Spinale Endoskopie - Wirbelsäulenspiegelung

Spinale Endoskopie

Schmerzdiagnostik

und Therapie

Spinale Endoskopie und endoskopisch gestützte Interventionen

Die Spinale Endoskopie gilt international als ein sicheres, effektives und ein zukunftsorientiertes schmerzmedizinisches Verfahren im Rahmen der Neuromodulation.

Bei der Spinalen Endoskopie handelt es sich um die Spiegelung des Wirbelsäulenkanals des Schmerzpatienten. Die Indikation für eine endoskopisch gestützte invasiv-interventionelle Schmerzdiagnostik und Therapie ist zumeist bei Patienten gegeben, bei denen offensichtlich ein ungelöstes Schmerzproblem vorliegt. In den meisten Fällen kann die Endoskopie zeitgleich unterstützend zur Behandlung des wirbelsäulenbedingten Schmerzleidens eingesetzt werden.

Untersuchung

Zur Durchführung einer Spinalen Endoskopie ist lediglich eine lokale Betäubung erforderlich. Auf Wunsch kann der Patient zusätzlich beruhigende Medikamente oder auch eine Kurznarkose erhalten. Vom Steißbein des Patienten ausgehend kann der Facharzt mit dem flexiblen Endoskop (Außendurchmesser 2.5 mm) eine Untersuchung ggf. bis zur Halswirbelsäule vornehmen.Die Spinale Endoskopie - Epiduroskopie wird unter strengsten hygienischen und höchsten Sicherheitsstandards durchgeführt. Selbstverständlich wird der Patient während der Endoskopie von einem Facharzt für Anästhesiologie überwacht.
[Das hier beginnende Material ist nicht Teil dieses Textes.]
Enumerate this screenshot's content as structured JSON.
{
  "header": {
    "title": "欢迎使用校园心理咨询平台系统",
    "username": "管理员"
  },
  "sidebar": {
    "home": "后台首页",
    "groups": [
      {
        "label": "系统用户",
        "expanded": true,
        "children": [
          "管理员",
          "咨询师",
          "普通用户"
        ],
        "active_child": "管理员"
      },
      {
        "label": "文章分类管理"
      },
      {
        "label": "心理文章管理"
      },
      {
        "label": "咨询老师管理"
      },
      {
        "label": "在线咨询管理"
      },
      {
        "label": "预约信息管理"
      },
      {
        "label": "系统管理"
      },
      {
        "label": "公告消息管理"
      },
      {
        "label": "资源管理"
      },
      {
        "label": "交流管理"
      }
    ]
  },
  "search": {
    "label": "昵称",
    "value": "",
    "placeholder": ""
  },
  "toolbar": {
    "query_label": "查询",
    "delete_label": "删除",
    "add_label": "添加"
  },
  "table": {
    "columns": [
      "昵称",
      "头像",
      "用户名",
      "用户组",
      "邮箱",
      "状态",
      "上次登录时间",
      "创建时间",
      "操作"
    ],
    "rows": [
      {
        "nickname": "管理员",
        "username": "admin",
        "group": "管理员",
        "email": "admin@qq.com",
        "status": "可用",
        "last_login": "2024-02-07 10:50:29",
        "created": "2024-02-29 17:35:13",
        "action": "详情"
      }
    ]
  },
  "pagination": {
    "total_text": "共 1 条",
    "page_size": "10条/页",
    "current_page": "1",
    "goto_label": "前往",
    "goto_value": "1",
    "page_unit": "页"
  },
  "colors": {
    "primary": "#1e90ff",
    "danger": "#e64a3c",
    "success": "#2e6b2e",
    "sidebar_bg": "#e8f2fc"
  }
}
Diagnostik mit Hilfe der spinalen Endoskopie

Häufig sind schmerzhafte Entzündungsprozesse, Verwachsungen, Durchblutungsstörungen, Operationsnarben und Verklebungen oder Folgen von Bandscheibenerkrankungen im Inneren des Spinalkanals erkennbar.

  • Mit Hilfe der Spinalen Endoskopie ist auch ein Schmerz-Suchtest (Memory Pain) durchführbar. Bei diesem Schmerzprovokationstest wird überprüft, ob die identifizierten krankhaften Strukturen im Wirbelkanal auch tatsächlich ein Schmerz auslösen.
  • Neben der Übertragung von Bild- und Videoaufnahmen aus dem Spinalkanal ist zusätzlich noch eine Untersuchung mit Kontrastmittel (Epidurographie) möglich. Damit werden dem Arzt weitere wichtige Zusatzinformationen geliefert.
  • Gewebeproben, die gegebenenfalls während der Endoskopie gewonnen werden, ermöglichen eine zusätzliche feingewebliche Diagnostik, wodurch z.B. noch andere krankhafte Veränderungen den Schmerz betreffend, festgestellt werden können.

Therapie während der Spiegelung

Neben der endoskopischen Diagnostik kann auch mit Hilfe der Spinalen Endoskopie eine gezielte lokale Schmerzbehandlung über den Arbeitskanal des Endoskops durchgeführt werden:

  • Schmerzrelevante Verwachsungen bzw. Narbengewebe kann z.B. durch den Einsatz von Lasertechnik und mikrochirurgischen Instrumenten direkt während der Endoskopie reduziert oder entfernt werden.
  • Unter endoskopischer Sicht besteht die Möglichkeit, einen Spezialkatheter zielgenau im Spinalkanal zu platzieren. Dieser Katheter stellt sicher, dass hochwirksame Medikamente direkt in das zu behandelnde Schmerzgebiet gelangen können. Der Katheter verbleibt nur wenige Tage im Wirbelsäulenkanal.